Purpose: This study was conducted to determine if summer camp attendance increased physical activity in childhood cancer patients and survivors and how physical activity interacts with fatigue. An exploratory aim was to examine changes in oxidative stress which is hypothesized to impact fatigue.

Methods: A repeated measures study design was utilized. Accrual of 60 children over 2 years planned (data collection ends June 2018).

Eligibility: (a) 8–17 years; (b) English speaking; (c) current diagnosis or history of cancer; (d) willingly wear physical activity monitor daily x 2 weeks (beginning 7 days before camp); (e) complete surveys and provide urine samples x 2; (f) attend a 6 day Oncology Summer Camp (g) no neurological disorders/syndromes; (h) without physical limitations. Physical activity was reported as steps/day and intensity level as minutes/day. Oxidative stress measured as urine isoprostane. Paired t-test were conducted to examine change in scores for the Pediatric PROMIS measures, steps/day and isoprostane levels. Pearson’s r was used to calculate correlation coefficients.

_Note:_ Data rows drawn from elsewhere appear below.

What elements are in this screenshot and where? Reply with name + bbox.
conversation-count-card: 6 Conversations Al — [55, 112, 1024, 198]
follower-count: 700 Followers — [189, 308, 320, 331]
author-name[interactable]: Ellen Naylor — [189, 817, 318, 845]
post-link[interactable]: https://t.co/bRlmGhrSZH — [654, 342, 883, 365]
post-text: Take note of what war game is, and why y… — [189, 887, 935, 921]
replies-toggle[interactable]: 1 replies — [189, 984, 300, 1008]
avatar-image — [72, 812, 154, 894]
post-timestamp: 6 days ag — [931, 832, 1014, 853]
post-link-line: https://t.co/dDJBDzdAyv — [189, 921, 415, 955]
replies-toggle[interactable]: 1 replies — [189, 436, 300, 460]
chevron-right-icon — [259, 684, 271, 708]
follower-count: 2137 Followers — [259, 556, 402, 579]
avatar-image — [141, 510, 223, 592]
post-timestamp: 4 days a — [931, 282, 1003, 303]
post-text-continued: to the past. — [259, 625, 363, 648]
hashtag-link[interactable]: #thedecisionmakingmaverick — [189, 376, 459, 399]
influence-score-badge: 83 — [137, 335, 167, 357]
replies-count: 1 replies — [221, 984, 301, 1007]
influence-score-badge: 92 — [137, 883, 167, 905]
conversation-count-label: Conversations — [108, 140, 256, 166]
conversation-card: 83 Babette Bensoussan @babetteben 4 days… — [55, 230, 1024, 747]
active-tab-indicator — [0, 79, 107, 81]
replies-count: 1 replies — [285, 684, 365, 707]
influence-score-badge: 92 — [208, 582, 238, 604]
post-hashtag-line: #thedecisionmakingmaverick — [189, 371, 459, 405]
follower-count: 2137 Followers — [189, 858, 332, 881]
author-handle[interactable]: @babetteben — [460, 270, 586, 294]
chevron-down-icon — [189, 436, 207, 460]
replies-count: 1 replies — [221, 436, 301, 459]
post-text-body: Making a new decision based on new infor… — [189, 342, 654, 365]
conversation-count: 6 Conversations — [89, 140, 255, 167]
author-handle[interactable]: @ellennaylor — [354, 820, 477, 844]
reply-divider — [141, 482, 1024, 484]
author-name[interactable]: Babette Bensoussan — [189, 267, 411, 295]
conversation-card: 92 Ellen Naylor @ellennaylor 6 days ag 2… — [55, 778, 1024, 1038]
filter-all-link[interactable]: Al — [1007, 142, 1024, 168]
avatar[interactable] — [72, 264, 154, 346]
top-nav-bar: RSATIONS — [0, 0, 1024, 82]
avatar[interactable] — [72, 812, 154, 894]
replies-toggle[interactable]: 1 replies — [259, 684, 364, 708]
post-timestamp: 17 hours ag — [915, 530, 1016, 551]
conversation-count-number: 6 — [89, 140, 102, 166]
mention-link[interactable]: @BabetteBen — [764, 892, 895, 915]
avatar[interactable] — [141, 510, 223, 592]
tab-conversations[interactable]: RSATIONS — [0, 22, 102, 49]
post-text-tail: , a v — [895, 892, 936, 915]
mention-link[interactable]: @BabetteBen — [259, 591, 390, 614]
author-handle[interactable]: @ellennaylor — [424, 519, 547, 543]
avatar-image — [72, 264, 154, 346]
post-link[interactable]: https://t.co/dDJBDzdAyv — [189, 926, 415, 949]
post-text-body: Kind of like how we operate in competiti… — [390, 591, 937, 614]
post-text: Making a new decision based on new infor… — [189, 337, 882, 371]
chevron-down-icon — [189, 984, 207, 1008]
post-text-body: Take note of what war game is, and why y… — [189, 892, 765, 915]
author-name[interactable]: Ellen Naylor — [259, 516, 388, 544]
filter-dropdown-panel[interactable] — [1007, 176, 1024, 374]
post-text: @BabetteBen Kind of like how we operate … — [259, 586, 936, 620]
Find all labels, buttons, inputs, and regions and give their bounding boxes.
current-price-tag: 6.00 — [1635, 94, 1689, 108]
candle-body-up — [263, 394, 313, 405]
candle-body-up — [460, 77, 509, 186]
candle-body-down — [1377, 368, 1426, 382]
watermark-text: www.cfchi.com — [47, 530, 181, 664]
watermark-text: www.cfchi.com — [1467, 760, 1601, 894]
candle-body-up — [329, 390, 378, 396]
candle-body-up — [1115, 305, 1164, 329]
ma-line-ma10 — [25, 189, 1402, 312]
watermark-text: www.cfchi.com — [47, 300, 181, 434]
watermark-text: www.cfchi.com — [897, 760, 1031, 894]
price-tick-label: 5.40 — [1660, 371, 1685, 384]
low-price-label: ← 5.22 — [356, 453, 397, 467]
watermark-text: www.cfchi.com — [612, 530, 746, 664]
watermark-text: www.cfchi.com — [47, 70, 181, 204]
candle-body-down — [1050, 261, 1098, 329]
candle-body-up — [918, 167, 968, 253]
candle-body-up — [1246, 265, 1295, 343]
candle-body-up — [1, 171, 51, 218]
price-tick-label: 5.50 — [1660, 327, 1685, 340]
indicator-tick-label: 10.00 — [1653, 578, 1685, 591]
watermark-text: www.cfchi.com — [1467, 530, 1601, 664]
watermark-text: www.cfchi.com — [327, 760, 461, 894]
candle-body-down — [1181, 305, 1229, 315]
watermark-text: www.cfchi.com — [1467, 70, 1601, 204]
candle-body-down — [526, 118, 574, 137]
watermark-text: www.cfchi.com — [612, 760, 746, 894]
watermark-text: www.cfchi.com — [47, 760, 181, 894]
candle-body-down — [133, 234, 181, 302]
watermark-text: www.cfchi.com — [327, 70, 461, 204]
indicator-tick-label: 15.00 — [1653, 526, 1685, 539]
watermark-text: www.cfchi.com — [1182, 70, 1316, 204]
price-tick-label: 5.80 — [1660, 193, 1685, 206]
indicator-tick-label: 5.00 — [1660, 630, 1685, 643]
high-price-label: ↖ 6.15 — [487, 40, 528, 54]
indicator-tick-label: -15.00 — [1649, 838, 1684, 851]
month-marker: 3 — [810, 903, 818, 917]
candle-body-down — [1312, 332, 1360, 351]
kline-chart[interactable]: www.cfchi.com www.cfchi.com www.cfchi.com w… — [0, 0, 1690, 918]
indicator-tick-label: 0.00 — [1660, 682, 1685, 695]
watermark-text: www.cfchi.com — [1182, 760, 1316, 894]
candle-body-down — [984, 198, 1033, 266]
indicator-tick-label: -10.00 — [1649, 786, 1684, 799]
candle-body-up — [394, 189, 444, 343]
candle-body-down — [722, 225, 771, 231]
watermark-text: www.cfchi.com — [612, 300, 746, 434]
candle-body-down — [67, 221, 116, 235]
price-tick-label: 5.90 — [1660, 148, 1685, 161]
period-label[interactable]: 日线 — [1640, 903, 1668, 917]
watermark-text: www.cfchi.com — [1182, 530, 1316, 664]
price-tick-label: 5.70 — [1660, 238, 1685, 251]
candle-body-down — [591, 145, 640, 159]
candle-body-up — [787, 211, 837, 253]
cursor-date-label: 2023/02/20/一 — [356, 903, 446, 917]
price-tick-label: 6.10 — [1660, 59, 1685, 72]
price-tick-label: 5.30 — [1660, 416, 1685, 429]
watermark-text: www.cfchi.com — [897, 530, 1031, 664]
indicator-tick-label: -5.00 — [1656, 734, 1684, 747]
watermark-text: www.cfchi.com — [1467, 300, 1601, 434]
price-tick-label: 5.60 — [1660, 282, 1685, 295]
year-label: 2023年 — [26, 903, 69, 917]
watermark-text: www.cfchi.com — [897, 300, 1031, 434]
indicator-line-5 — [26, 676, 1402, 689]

Findings/Outcomes: Thirty children enrolled in year 1.

Demographics: 57% male; 70% Caucasian, 20% Asian, 7% African American; 77% off therapy; 40% Leukemia/Lymphoma, 20% Solid tumors, 20% CNS tumors, 20% Unknown. Mean steps/day increased during camp by 7709 (p < .001; 95% CI; 6209 to 9210). Fatigue (p=0.47), anxiety (p=.021) and depression (p=.005) all decreased during camp. Weak non–significant negative correlation, in first 24 samples, between change in oxidative stress and physical activity (r = –.144; p=.50).

Disclaimer: [1 CH] will be awarded for attending all three paper presentations presented during this timeslot. Partial credit is not available.

4:45 –5:45 pm

A Tale of Two MABs: Blinatumomab and Inotuzumab in COG Clinical Trials for Relapsed B ALL (C211)

coglogo

1CNE  Survival for pediatric patients with relapsed B lineage acute lymphoblastic leukemia (ALL) is sub-optimal. Traditionally, treatment protocols for relapsed ALL have relied on cytotoxic chemotherapy. Despite substantial acute and long-term toxicity, there has been no significant improvement in survival in patients treated on these protocols over the past several decades. Chemoresistance is commonly cited as a reason for treatment failure. Treatment failure is defined as either the inability to achieve clinical remission post-relapse or a subsequent relapse following traditional therapy that includes intensified chemotherapy with or without stem cell transplant. The ideal therapy would be the use of a cellular targeted approach that destroys leukemia cells but spares other cells and improves response and survival while minimizing distressing and sometimes life-threatening toxicities. Early phase clinical trials with the synthetic antibodies Blinatumomab (BiTE) and Inotuzumab (INO) have shown great promise in achieving clinical response in heavily pre-treated pediatric and adult patients with relapsed and refractory ALL. This session will detail the targeted approach of these novel antibodies and their unique mechanisms of action: Blinatumomab modulates the immune system to destroy cancer cells, while Inotuzumab provides a link to deliver cytotoxic treatment directly to the cancer cell. These two novel agents will be compared, including their reported efficacy from early phase trials, toxicity profiles, and administration principles. Highlights from the current COG clinical trials AALL1331 and AALL1621 will be reviewed, with a focus on the uniqueness of each trial, including phase type and eligibility criteria. Additionally, AALL1331 has been activated since December 2014, providing an opportunity to share clinical examples and practical tips regarding the nursing care of patients receiving Blinatumomab.